Alors, assise sur le perron de la maison de mon père depuis une heure déjà, les bras ramenés sur ma poitrine, je continue de regarder l'averse laver la ville et emporter tout un tas de détritus au passage. Ils vont sans doute s'accumuler pas très loin d'ici, je grelotte car mes vêtements sont trempés ,mes cheveux crépus sont remplis d'eau qui ruissèle le long de ma nuque, mes larmes inondent mes joues, le vent froid n'a aucune pitié et mes pieds sont encore dans mes chaussures boueuses, mais je résiste.

À cette heure, la ruelle est presque déserte, les quelques personnes encore présentes sont en pleine course afin de s'abriter, je serais déjà à l'intérieur si mon père avait eu la gentillesse de me laisser les clés mais il ne le fait jamais lorsqu'il part en voyage.
Je sais qu'il est tard et qu'elle est peut-être en train de me chercher alors que je m'en moque, elle n'avait qu'à ne pas me blesser, je sais pourtant ce qui pourrait arriver à une jeune fille seule et sans défense comme je le suis.
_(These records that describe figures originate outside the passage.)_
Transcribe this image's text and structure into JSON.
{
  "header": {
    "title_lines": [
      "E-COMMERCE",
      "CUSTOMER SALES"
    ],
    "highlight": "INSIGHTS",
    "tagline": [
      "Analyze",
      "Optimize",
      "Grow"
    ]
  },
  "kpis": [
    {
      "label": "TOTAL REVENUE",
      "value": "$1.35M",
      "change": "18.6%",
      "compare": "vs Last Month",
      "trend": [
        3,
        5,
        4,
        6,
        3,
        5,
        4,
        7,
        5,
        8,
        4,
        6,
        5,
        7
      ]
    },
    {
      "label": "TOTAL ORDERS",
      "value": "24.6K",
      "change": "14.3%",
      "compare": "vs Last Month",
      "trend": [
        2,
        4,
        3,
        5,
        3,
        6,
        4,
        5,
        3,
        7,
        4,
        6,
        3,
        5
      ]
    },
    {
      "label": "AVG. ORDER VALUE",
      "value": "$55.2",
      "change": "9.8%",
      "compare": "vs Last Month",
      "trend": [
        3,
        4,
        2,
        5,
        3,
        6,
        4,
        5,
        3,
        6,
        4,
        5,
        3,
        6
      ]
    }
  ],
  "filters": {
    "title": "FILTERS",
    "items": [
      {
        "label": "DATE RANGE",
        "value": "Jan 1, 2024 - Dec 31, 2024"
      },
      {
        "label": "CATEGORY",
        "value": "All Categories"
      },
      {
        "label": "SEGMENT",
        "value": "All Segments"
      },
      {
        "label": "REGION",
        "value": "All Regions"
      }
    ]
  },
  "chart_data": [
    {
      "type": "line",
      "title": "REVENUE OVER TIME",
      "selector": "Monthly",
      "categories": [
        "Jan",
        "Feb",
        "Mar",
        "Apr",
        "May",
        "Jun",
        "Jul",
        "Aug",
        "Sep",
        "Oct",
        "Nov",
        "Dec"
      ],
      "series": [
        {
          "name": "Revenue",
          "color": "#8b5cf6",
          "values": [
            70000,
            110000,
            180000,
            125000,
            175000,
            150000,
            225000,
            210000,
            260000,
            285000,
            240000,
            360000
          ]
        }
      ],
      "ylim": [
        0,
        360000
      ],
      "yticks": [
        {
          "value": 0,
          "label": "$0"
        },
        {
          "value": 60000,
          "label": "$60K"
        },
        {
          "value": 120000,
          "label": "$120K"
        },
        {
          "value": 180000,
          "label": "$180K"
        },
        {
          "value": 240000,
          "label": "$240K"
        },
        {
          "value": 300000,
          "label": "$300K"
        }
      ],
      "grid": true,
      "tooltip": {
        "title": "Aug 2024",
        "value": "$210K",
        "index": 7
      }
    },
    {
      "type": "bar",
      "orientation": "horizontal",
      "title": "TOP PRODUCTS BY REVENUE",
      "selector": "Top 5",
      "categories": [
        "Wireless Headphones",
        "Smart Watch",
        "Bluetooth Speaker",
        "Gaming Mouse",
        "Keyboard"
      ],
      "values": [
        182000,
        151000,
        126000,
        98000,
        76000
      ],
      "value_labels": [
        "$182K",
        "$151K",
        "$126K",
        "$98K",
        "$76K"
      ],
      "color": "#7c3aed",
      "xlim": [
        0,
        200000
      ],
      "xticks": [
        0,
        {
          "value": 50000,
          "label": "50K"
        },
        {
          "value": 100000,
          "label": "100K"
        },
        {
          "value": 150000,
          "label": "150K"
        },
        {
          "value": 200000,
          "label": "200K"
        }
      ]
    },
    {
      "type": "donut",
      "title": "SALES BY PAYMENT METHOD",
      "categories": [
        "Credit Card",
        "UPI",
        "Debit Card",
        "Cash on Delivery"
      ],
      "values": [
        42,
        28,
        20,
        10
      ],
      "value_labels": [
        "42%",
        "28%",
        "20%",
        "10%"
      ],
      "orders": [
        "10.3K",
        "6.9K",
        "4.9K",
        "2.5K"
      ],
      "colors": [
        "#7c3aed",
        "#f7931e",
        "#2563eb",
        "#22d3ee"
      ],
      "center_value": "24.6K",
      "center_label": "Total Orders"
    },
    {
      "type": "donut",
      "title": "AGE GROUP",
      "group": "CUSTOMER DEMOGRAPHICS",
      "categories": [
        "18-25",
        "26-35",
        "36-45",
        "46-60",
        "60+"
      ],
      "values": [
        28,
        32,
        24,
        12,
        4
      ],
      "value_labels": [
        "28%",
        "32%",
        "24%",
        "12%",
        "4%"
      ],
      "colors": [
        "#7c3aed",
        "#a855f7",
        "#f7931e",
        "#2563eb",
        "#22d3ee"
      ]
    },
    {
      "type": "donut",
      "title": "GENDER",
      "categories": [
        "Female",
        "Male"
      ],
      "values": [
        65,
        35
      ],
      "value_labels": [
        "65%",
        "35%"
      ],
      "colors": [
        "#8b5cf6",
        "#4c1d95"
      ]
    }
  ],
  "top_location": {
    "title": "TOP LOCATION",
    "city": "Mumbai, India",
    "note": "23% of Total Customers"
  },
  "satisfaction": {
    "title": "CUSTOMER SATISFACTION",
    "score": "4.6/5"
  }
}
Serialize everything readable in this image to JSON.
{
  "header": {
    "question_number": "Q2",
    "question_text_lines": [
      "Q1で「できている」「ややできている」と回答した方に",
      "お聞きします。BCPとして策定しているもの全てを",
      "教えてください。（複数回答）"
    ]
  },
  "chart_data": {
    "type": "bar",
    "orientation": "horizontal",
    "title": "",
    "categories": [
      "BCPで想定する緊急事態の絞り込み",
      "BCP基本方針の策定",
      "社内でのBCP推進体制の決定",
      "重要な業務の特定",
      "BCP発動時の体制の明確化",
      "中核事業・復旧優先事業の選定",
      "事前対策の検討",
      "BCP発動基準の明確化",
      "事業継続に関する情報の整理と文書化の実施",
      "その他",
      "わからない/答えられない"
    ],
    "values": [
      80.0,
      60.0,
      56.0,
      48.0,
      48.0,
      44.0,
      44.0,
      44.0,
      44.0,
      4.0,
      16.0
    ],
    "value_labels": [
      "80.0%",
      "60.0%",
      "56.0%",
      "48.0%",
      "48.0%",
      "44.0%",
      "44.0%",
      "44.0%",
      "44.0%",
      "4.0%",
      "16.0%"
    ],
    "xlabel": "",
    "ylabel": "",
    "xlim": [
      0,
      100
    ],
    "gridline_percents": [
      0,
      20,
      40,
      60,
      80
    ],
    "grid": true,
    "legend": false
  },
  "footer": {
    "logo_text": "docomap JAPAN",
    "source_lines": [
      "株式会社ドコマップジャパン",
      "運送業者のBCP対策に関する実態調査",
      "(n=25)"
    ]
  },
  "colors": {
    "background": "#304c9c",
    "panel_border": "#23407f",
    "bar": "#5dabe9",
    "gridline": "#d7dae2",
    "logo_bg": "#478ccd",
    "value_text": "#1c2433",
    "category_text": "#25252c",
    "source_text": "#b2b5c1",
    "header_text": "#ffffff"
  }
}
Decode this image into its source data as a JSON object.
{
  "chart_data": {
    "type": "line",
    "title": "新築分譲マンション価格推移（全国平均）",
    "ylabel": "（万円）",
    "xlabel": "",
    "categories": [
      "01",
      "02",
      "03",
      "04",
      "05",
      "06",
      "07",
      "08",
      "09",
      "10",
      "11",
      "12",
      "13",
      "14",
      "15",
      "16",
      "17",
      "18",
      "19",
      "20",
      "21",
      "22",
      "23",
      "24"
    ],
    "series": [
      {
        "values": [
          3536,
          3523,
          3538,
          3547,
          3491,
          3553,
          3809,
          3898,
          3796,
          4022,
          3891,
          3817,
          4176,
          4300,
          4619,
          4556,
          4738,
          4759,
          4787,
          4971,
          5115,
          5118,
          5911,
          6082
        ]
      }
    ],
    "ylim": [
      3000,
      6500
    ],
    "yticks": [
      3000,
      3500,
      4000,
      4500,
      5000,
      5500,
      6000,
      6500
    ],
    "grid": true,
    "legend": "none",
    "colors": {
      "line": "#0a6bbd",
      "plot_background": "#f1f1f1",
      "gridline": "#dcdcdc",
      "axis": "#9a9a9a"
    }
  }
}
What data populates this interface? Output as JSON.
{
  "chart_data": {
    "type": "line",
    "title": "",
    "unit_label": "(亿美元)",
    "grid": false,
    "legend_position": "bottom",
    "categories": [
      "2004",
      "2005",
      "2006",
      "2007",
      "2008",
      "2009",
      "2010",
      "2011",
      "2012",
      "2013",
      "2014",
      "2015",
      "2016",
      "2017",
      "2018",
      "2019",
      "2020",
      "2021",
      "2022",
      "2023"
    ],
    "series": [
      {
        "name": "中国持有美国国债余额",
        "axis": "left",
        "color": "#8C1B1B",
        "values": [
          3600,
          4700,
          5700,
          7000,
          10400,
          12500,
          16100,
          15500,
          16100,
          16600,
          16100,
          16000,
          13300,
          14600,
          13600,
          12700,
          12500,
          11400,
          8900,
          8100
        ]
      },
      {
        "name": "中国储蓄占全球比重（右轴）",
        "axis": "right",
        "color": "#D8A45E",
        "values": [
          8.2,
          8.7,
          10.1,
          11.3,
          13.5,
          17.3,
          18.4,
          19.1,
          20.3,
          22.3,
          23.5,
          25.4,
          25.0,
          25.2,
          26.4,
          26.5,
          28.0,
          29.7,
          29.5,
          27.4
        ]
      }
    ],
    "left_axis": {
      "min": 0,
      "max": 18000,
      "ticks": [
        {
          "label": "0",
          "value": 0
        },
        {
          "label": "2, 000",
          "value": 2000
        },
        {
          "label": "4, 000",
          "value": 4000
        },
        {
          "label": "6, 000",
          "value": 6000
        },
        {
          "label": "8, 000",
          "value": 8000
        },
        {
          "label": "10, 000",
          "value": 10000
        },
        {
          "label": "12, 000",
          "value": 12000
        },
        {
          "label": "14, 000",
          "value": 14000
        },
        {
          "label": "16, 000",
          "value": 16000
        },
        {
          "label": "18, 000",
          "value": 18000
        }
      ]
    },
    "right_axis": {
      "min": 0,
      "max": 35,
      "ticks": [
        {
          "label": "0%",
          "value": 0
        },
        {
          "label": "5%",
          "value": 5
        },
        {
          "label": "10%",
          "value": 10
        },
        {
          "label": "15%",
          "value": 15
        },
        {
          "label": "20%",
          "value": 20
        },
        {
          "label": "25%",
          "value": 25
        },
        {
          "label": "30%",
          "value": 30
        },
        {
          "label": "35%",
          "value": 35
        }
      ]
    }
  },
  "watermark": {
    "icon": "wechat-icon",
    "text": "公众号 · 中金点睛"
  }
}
Cette ville est souvent témoin d'horreurs de tout genre, j'ai peur mais je veux rester loin d'elle car ce flot de larmes ne veut pas s'arrêter, je ne veux pas qu'elle voie la puissance de ses mots sur moi, les dégâts qu'ils peuvent causer, je ne veux pas lui montrer mes faiblesses, le vide que seul son soutien peut combler, je ne veux pas qu'elle pense que je l'aime et que j'ai besoin d'elle malgré mes réticences.

J'ai seulement besoin de temps pour laisser ce flux de tristesse et de colère s'évacuer et rentrer la tête haute.

À présent, la rue est déserte, faiblement éclairée, je remonte mes jambes et baisse ma tête sur mes genoux comme si j'étais seule au monde, je ne désire vraiment pas affronter ma mère tout de suite car j'ai fui sous l'orage comme s'il y avait le feu dans ma maison et ce, sous le son de sa voix m'ordonnant de rentrer tout de suite.

Je me suis senti libre et fière mais avec un gros nœud à l'estomac car ma petite sœur ne s'était pas encore couchée, j'ai lu dans ses yeux la tristesse et la déception que moi qui suis censé être son modèle l'inflige en me rebellant avec notre mère.
Je pense que je dois changer, même si c'est pour elle, je dois apprendre à me contrôler.

Quelques minutes après, ma colère commence à se dissiper et je pense à mon père, mon meilleur ami, je me met à remémorer mon enfance, plus précisément le peu de temps passé avec lui. Je souris car je crois entendre mon fou rire lorsqu'il me faisait voltiger sur la balançoire derrière la maison, la belle époque.
La tête appuyée sur la porte d'entrée, j'ignore la voiture que j'entends stationner tout près de la maison, j'essaie de laisser ce sentiment de plénitude me gagner pour oublier ma précédente dispute et ça marche, la pression s'évacue et à peine avoir fermé l'œil, je sursaute sous le ton d'une voix que je reconnaîtrais parmi mille.
-Annabelle, tu montes dans la voiture, il est tard.
Et c'est reparti.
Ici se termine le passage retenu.